Don’t ever be confused about where I stand. I play the music of the good, gentle, and generous God. If you want to know more about this view of God, read Doug Frank’s, A Gentler God, for a powerful response to the portrayal of God as mean and ugly. God doesn’t go around the universe stirring up killer hurricanes. God doesn’t send people to hell or kill people.

God, having created the universe, has no agenda for the destruction of creation. God is generous beyond our imagining.

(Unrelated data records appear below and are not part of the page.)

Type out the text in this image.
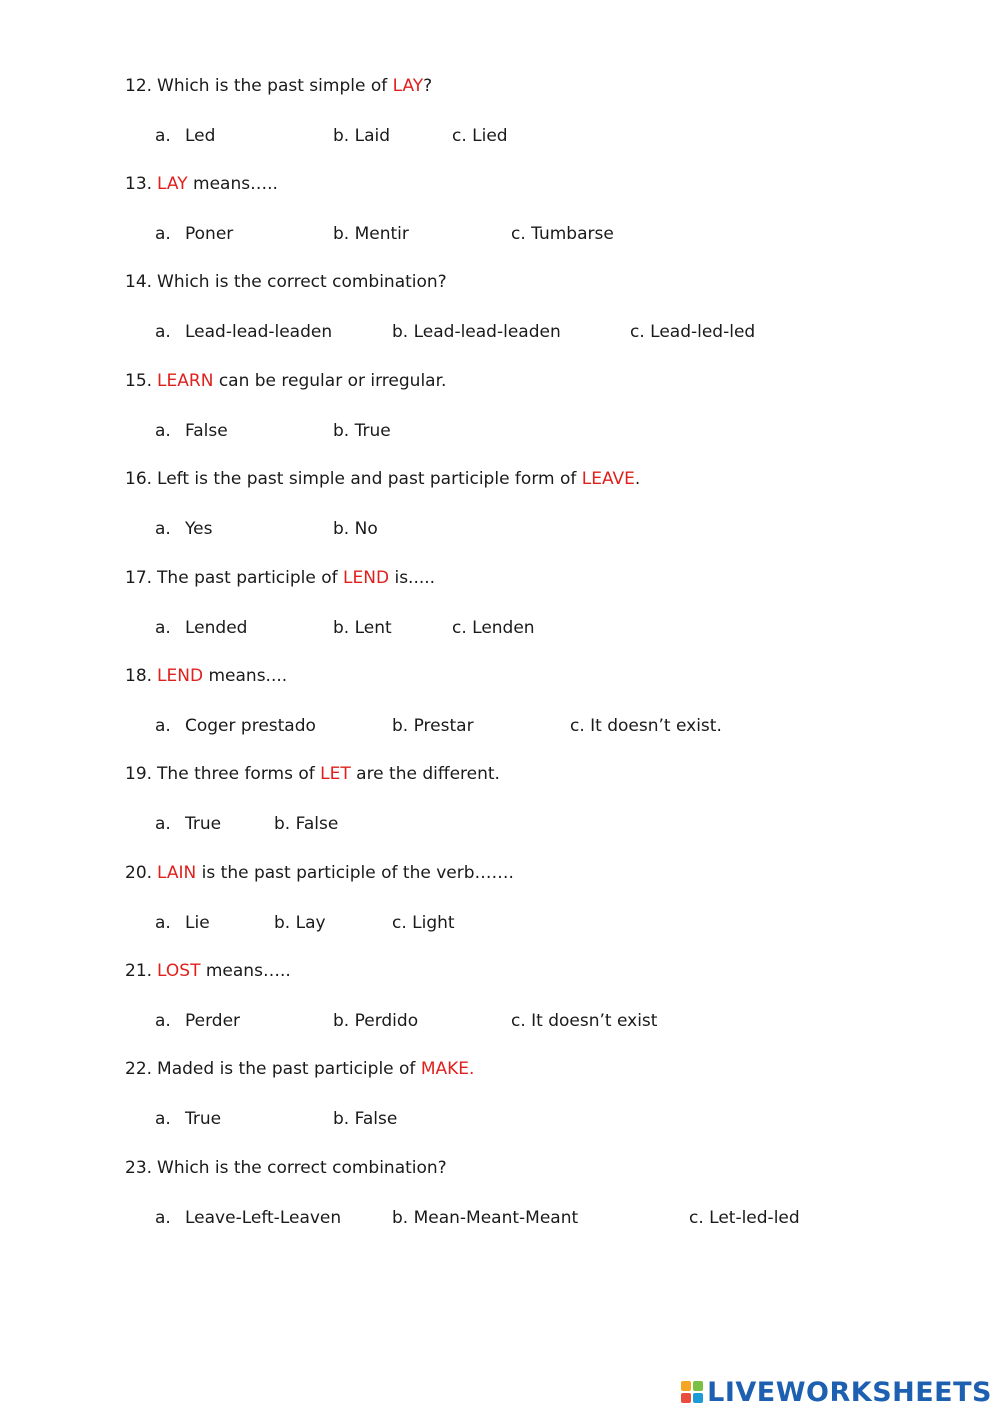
12. Which is the past simple of LAY?
a. Led	b. Laid	c. Lied
13. LAY means…..
a. Poner	b. Mentir	c. Tumbarse
14. Which is the correct combination?
a. Lead-lead-leaden	b. Lead-lead-leaden	c. Lead-led-led
15. LEARN can be regular or irregular.
a. False	b. True
16. Left is the past simple and past participle form of LEAVE.
a. Yes	b. No
17. The past participle of LEND is.....
a. Lended	b. Lent	c. Lenden
18. LEND means....
a. Coger prestado	b. Prestar	c. It doesn’t exist.
19. The three forms of LET are the different.
a. True	b. False
20. LAIN is the past participle of the verb…….
a. Lie	b. Lay	c. Light
21. LOST means…..
a. Perder	b. Perdido	c. It doesn’t exist
22. Maded is the past participle of MAKE.
a. True	b. False
23. Which is the correct combination?
a. Leave-Left-Leaven	b. Mean-Meant-Meant	c. Let-led-led
LIVEWORKSHEETS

God’s Generosity Shows Up in Gifts

God disseminates gifts in embarrassing abundance. The Scripture says, “He gives gifts to his people.” God has given the gifts of creation, life, intelligence, emotion, vocation, and the opportunity for wholeness to everyone. In addition, God gives other gifts to those who become part of the church: “The gifts he gave were that some would be apostles, some prophets, some evangelists, some pastors and teachers, to equip the saints for the work of ministry, for building up the body of Christ, until all of us come to the unity of the faith and of the knowledge of the Son of God, to maturity, to the measure of the full stature of Christ. We must no longer be children, tossed to and fro and blown about by every wind of doctrine, by people’s trickery, by their craftiness in deceitful scheming. But speaking the truth in love, we must grow up in every way into him who is the head, into Christ, from whom the whole body, joined and knit together by every ligament with which it is equipped, as each part is working properly, promotes the body’s growth in building itself up in love.”

Look, God has reconciled the universe through Jesus. When I am 100 years old and mumbling my sermons (because I will still be preaching) in my rocking chair at the nursing home, I hope I am repeating over and over, “God has reconciled the world in Jesus!”

I will be preaching, “God is good. God is merciful, kind, loving, gracious and giving for as long as I can to as many people as I can.